In Lawry’s 29 years of experience in the humanitarian aid community, she has worked in conflict settings such as Liberia, Sierra Leone, the Democratic Republic of the Congo, Darfur, Mali, South Sudan, Afghanistan, Iraq, Ukraine, and Kenya.
“I was asked (by Currie) and it was a great opportunity to be part of implementing the workshops in efforts to raise awareness to gender-based violence and how it impacts women, peace and security,” Lawry says.
Lawry stressed it is not just a women’s issue, adding girls, men and boys are all at risk.
“We cannot ignore gender-based violence that happens among other genders, especially sexual and gender minorities where the risk is 200 to 400 percent higher than cis genders (man/woman),” Lawry says. “The countries we worked with have started these conversations.”
Currie says the reaction from the various countries to WPS was extremely positive.
“They loved it,” Currie says. “And of course, for the women who were involved, you’re preaching to the choir.”
According to Currie, what they often did was provide a platform for local women to have a voice.
“It wasn’t the U.S. coming in and saying ‘this is what you need to do’. It was us providing those symposia. Because a lot of times it was just, [Dr.] Lawry and I, giving them the space, the time, the venue and the support. All we had to do was say, ‘OK, you want a symposium? Let’s do that.’”
Currie adds several of the countries asked for topics on vulnerable populations to include the LGBTQ+ community.
During one portion of WPS, Currie says they would often bring representatives of the foreign militaries, including men, women, officer and enlisted, onto the Comfort and talk about inequities in healthcare, especially in the military and how that affected readiness.

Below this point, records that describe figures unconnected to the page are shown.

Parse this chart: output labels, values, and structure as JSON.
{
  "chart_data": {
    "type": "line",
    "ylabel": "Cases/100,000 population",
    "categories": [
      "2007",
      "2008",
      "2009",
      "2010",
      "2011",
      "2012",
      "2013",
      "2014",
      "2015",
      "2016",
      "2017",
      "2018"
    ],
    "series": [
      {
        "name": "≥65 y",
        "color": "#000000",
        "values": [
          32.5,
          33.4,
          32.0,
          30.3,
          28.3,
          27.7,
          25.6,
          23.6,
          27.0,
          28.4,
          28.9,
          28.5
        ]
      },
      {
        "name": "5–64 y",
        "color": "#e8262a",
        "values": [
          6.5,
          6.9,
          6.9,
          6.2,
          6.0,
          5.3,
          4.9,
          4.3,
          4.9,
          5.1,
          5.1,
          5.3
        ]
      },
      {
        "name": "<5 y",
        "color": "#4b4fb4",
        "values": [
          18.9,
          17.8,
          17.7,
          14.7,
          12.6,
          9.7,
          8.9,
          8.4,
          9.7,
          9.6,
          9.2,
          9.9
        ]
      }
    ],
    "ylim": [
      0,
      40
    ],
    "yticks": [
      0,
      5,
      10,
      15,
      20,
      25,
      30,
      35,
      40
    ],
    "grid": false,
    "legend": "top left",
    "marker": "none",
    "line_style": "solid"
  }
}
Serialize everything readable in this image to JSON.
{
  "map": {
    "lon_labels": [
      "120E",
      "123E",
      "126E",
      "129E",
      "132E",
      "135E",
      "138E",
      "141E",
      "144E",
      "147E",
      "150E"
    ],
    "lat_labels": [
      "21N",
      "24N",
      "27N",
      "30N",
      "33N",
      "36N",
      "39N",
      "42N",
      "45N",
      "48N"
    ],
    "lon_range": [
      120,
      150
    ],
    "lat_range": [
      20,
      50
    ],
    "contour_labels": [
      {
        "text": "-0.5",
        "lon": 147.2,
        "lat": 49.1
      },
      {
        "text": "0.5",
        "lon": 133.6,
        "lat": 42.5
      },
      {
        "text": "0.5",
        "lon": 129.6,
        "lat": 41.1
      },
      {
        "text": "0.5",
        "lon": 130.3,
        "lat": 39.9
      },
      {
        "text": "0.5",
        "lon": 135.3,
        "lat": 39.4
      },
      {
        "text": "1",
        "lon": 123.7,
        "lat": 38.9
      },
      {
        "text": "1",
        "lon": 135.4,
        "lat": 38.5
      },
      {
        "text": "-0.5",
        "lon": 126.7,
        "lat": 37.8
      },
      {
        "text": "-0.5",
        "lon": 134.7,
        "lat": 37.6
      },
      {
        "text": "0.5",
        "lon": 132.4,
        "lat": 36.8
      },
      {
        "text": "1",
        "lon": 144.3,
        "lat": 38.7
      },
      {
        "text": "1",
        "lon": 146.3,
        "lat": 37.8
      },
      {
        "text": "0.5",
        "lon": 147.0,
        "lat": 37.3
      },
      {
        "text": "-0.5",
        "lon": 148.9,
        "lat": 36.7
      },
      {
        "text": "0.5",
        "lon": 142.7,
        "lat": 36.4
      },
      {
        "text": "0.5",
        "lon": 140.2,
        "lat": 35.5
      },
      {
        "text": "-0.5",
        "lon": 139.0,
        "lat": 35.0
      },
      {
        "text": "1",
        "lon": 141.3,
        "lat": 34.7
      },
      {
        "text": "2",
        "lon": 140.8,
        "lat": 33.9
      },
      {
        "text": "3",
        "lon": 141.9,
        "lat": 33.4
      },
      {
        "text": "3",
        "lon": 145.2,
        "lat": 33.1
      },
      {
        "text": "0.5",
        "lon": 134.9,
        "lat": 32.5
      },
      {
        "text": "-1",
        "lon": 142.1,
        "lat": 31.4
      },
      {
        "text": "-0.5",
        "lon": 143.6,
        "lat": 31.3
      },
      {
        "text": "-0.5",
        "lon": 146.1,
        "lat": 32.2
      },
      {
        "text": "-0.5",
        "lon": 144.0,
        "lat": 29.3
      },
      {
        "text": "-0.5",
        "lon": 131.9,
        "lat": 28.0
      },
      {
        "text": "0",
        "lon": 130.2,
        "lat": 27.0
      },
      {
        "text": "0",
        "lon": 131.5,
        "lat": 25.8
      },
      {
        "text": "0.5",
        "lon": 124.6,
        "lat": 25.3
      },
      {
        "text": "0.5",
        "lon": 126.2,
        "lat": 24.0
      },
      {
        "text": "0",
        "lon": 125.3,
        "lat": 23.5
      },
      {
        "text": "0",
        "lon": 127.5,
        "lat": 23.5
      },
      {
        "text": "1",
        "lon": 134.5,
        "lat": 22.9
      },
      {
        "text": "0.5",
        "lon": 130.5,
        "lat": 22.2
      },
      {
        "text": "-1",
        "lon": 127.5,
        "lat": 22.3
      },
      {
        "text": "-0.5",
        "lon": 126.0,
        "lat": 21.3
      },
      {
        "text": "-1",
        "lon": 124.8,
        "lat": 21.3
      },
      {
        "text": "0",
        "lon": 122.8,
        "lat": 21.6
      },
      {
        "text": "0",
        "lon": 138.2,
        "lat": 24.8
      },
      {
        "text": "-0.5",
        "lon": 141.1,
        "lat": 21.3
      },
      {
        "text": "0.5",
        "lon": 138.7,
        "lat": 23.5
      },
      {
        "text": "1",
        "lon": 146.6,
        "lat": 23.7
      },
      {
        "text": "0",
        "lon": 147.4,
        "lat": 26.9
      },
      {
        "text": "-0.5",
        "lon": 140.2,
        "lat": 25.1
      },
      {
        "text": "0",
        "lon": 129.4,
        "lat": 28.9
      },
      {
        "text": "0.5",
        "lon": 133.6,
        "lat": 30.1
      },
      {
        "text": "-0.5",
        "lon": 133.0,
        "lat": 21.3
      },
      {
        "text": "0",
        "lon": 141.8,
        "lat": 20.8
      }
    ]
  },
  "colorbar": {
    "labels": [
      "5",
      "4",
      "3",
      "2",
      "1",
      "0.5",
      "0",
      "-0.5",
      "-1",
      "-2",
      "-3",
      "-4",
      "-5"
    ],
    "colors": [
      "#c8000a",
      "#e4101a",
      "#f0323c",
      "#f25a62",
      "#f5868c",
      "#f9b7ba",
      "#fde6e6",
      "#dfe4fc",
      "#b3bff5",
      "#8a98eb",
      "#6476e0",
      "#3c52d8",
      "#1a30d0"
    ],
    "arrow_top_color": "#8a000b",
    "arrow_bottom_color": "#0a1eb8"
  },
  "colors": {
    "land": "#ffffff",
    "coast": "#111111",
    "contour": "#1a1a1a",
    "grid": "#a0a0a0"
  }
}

“What was really interesting is – over and over – in every single country our issues were the same,” Currie says. “It is not something that is unique to the United States, it is something that militaries struggle with across the board. It doesn’t matter what country you’re in, (issues are common) like, pregnancy and pregnancy policy and how that affects women’s ability to progress in their career and become competitive with men.”
One event attendee wrote, “I am going to apply what I learned among women groups. We will teach them to be aware of all people in our environment or surroundings, promote the culture of reporting violent acts and let women know that we are not alone.”
Currie said she is proud of the fact that they were able to bring people together to talk about these issues during the three-month long mission.
“It was just that ability to get people talking, to create those safe spaces and have their voices be heard,” Currie says. “My hope is that the Women, Peace and Security effort will be something that is continued — and I think the plan is to continue it with subsequent missions.”